Admirador confesso de Beatriz Batarda – “Ela compreende tudo de imediato”, elogia –, Rambert corporiza na actriz todas as grandes intérpretes do planeta, explica. “Todas as actrizes, todos os dias dizem que têm vontade de parar, que não aguentam mais, mas hão-de continuar toda a vida, até à morte. E chegam sempre assim.” Um assim que significa aceleração e choque com o mundo, antes de se enfiarem debaixo da pele de uma personagem e fazerem esquecer que existe vida para além da sala. Mas toda esta conversa acerca da cidade, acerca de tudo e de nada, comum no início dos ensaios, como um momento de descompressão que precede a concentração no texto, é também o atalho necessário para se chegar àquilo que interessa na diatribe de Beatriz: falar da sua separação, da sua ruptura com um companheiro que também ele é Rui, também ele é actor, também ele ausente (como se, uma vez mais, o Rui que vemos em palco, encenador, pudesse ser o mesmo Rui marido de Beatriz, envelhecido, numa fantasia ou recordação ruminada por qualquer um dos dois).

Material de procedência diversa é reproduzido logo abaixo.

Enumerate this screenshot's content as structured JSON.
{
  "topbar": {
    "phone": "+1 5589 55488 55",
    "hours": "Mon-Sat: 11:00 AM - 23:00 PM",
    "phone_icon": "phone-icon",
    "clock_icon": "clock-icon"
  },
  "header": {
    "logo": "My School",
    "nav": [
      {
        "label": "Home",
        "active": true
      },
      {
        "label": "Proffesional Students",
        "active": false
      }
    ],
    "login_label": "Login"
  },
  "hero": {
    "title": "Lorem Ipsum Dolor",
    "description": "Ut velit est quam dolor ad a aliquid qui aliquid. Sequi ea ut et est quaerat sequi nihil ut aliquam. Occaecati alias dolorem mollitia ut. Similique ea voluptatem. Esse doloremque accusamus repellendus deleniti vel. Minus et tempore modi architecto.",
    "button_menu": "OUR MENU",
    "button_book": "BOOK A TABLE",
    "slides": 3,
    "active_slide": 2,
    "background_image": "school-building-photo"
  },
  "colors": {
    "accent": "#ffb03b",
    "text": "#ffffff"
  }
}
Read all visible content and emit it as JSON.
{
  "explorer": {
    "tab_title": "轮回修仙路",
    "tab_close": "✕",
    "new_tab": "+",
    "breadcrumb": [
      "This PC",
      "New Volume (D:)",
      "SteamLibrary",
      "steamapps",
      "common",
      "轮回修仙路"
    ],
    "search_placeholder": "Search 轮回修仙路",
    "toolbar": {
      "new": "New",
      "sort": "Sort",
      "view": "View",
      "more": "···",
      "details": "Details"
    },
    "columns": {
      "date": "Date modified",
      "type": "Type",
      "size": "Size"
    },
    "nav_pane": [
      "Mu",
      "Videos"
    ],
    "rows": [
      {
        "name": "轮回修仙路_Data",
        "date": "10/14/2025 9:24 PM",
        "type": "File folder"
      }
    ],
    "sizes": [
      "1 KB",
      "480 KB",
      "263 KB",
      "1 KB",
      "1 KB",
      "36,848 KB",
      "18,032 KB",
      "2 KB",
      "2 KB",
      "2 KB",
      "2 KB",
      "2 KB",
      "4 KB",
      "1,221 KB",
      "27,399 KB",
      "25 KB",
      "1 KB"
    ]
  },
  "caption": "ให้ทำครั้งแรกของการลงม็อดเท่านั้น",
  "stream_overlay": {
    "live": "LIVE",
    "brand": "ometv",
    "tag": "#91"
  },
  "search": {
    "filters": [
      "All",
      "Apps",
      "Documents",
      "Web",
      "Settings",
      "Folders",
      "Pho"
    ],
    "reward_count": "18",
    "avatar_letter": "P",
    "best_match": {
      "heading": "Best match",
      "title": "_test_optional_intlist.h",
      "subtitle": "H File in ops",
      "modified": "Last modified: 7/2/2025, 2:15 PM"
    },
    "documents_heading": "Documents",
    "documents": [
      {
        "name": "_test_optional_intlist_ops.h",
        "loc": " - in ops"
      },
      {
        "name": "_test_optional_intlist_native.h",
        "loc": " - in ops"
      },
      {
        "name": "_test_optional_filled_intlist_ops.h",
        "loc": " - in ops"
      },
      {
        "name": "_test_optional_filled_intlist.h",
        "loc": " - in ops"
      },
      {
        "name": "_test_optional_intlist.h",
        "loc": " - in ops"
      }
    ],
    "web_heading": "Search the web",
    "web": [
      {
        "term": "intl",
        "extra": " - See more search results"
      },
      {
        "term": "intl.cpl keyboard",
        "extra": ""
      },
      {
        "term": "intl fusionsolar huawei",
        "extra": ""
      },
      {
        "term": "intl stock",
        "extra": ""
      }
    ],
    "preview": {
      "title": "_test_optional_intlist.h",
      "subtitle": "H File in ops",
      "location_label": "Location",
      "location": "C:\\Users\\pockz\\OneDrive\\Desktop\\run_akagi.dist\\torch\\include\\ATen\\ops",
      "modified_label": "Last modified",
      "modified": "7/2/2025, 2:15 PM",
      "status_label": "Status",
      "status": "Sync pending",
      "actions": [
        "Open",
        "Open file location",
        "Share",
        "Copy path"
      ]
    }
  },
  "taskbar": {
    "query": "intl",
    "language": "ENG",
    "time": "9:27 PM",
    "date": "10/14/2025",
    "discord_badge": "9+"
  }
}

Ou projectada por uma criança – a filha de Beatriz que aparece no ensaio porque a babysitter não apareceu, ela foi sozinha à aula de solfejo e farta de voltar sozinha para uma casa deserta preferiu pôr-se a caminho do teatro. E transpõe as portas daquele lugar onde todos os dias se trava um combate – perdido à partida – com a efemeridade. Da mesma forma que a morte se faz anunciar como implacável e inevitável, também o teatro sabe que poderá apenas resistir na memória. O encanto de Teatro reside muito nessa tensão, entre a beleza daquilo que é efémero e se tenta desesperadamente agarrar, e a possibilidade de continuação unicamente por via da transmissão da memória. Até mesmo quando Cirila saca do telemóvel para filmar as duas interpretações de Ode Marítima, por João Grosso, esse combate parece perdido. O actor que vemos diante de nós não é o mesmo que fica preso naquele pequeno ecrã. Só que basta falar-lhe em Ode Marítima e assistimos a uma reacção condicionada: o corpo põe-se em posição e recupera um texto que, afinal, estava apenas à espera de uma deixa para voltar a viver.